O WhatsApp lançou uma nova atualização nesta terça-feira, 4, que disponibiliza aos usuários a função de transferir dinheiro entre contatos dentro da conversa e sem cobranças adicionais. Nas redes sociais, o assunto repercutiu e gerou comentários que mencionam um receito quanto ao aumento de golpes com essa nova ferramenta.

De acordo com as informações divulgadas pelo WhatsApp, é possível adicionar um cartão de débito, um cartão múltiplo com função débito ou um cartão pré-pago emitido por um dos 9 bancos participantes para enviar e receber dinheiro.

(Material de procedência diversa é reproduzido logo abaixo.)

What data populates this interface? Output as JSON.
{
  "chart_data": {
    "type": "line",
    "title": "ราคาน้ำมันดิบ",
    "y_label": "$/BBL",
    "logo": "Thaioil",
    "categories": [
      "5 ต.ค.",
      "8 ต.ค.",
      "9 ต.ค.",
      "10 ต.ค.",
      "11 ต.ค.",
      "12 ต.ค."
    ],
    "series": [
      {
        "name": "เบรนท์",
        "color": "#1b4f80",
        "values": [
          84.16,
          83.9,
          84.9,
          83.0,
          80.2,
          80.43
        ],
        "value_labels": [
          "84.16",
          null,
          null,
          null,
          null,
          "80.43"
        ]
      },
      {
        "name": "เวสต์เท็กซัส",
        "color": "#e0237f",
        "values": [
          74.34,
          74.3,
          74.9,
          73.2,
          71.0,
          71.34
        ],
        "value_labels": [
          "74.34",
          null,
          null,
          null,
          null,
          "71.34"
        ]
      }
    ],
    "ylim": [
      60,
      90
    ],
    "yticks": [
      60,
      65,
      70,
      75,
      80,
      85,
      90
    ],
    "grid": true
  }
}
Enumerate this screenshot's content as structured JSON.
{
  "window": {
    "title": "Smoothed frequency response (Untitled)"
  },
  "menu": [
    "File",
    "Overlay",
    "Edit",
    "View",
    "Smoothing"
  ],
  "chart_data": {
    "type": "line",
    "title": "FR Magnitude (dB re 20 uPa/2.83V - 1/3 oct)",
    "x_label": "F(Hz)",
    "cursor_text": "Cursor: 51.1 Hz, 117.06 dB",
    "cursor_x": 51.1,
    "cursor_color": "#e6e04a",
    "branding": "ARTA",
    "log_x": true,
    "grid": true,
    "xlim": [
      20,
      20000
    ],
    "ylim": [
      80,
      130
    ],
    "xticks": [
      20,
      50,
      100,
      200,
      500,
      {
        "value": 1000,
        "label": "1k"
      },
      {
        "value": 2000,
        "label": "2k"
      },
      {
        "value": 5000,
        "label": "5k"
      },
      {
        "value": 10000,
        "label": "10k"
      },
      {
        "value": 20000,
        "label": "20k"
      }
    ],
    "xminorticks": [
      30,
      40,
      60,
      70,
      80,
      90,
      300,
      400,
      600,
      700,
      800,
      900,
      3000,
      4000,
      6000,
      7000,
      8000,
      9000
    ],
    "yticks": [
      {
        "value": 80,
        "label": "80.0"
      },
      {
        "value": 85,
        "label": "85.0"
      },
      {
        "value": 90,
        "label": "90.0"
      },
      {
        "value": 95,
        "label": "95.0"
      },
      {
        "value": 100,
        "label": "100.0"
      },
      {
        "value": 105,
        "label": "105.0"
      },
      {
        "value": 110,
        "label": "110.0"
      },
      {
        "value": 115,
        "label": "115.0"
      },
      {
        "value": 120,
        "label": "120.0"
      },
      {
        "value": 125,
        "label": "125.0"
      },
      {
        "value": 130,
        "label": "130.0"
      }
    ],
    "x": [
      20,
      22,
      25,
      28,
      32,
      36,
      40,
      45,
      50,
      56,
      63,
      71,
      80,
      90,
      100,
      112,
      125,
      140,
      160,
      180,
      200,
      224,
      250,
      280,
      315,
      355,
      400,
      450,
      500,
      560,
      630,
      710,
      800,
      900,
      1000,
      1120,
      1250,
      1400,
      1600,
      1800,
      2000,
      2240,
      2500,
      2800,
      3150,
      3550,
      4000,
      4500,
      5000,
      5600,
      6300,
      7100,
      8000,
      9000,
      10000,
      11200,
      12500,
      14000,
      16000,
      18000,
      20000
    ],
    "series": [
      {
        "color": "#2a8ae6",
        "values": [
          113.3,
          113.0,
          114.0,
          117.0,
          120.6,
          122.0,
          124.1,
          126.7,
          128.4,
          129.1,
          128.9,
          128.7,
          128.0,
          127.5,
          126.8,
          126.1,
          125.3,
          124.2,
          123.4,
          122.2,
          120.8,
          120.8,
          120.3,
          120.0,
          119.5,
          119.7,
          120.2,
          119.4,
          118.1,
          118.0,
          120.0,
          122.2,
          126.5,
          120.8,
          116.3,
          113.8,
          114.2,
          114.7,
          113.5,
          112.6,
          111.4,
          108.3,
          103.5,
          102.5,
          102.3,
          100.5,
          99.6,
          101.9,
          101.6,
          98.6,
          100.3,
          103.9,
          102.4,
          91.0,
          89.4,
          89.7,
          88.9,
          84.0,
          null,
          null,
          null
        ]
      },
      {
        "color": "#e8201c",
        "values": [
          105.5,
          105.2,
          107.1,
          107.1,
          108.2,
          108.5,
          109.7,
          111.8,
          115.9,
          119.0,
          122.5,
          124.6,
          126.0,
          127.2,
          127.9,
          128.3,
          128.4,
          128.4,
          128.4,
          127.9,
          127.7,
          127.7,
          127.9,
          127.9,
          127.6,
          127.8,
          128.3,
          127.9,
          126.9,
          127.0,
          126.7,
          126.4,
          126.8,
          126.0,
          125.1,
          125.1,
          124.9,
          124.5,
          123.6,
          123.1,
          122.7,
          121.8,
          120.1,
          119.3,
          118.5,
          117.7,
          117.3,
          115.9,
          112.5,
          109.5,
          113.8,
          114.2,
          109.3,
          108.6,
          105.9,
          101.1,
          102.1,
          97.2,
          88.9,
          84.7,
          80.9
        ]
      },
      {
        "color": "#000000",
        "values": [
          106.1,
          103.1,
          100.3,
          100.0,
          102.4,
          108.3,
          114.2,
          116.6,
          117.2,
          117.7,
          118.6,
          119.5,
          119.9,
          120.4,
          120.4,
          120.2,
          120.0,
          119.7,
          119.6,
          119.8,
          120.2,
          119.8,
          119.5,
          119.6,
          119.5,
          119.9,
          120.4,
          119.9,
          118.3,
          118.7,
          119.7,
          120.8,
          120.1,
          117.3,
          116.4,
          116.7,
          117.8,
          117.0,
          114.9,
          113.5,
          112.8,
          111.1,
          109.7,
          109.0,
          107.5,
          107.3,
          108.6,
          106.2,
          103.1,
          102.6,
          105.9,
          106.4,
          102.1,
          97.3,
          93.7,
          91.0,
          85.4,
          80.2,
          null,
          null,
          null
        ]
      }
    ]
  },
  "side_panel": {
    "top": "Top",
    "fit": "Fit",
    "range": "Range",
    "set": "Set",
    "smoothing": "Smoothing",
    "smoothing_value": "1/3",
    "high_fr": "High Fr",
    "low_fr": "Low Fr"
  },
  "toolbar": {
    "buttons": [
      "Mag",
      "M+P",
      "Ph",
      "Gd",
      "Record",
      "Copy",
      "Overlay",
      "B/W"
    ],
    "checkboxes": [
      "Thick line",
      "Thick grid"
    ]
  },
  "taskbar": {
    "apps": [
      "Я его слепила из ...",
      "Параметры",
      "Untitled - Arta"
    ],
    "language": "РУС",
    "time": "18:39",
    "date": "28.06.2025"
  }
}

O aplicativo garante que transação é segura e explica que usuário usará o PIN do Facebook Pay ou a biometria do celular para aprovar todas as transações de envio de dinheiro. Ainda segundo o aplicativo, os dados do cartão são protegidos com criptografia, conforme os requisitos do PCI, e por diversas camadas de segurança.

Os comentários foram encontrados no Twitter (Foto: Arquivo Infonet)

Alguns bancos, incluindo os digitais, já confirmaram a parceria com a nova função do WhatsApp para os clientes que possuem cartões de crédito ou débito. No entanto, as transferências só estão disponíveis para usuários acima de 18 anos de idade.

Repercussão

O envio de dinheiro via WhatsApp repercutiu positivamente em todo o país, mas também gerou receio para quem considera o aplicativo uma rede social sem segurança. “O tipo de notícia que mais me assusta do que deixa empolgada”, “e vamos de triplicar os golpes” e “agora vai poder fazer transferência pelo WhatsApp, se sem transferência já hackeam as pessoas, imagina se tiver transitação de dinheiro”, foram alguns dos comentários feitos por usuários em redes sociais.

O novo recurso está sendo liberado para os brasileiros de forma gradativa. Quem ainda não recebeu  a atualização, deverá ter acesso nas próximas semanas. Até o momento, as transações só funcionam entre pessoas físicas e o Banco Central está avaliando se o recurso será liberado para negócios e clientes.